Aproximação à cartola.

Entramos na cartola e vamos parar ao próprio “freakshow”.

Aparece o pato na lambreta, descontrolado.

O pato bate na parede e parte-se em muitos “patos da lambreta” pequenos.

Cada pato segue o seu caminho.

Seguimos um dos patos.

E paramos no elefante com as bolas.

Uma das bolas farta-se de estar no mecanismo...

... e salta para fora.

Mas é apanhada por uma colher.

A colher colhe a bola, que se transforma numa bola de gelado.

Num zoom out, percebe-se que foi o coelho sorveteiro que apanhou a bola.

O coelho apercebe-se que o gelado pinga e deita-o fora. À medida que o gelado gira, abrem-se umas hélices e forma-se o Pai Natal rapa.

Uma das hélices salta...

E vai parar dentro de uma caixa.

A caixa agita-se...

... e dela saem as galinhas do skate.

As galinhas passam pelo porco reco-reco...

... cujo pau lhe é roubado...

... pelo coelho do tambor.

Aparece uma língua que se enrola à volta da baqueta do coelho...
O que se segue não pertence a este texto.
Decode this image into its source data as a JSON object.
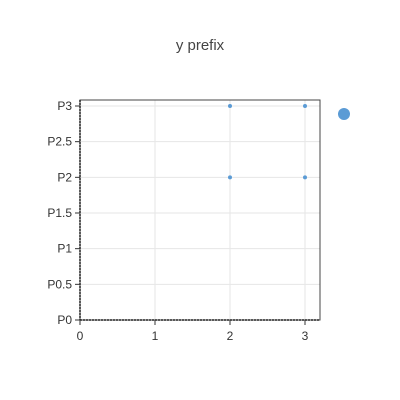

... que nos leva ao sapo reco-reco..

... que a põe no seu buraco.

O sapo desenrola a sua língua, que é também um caminho-de-ferro...

... e da sua boca saem os macacos dos carris.

Seguimos os macacos...

... e ao longe aparece o negro do crocodilo.

A imagem desvanece...

E a cartola recolhe o último brinquedo.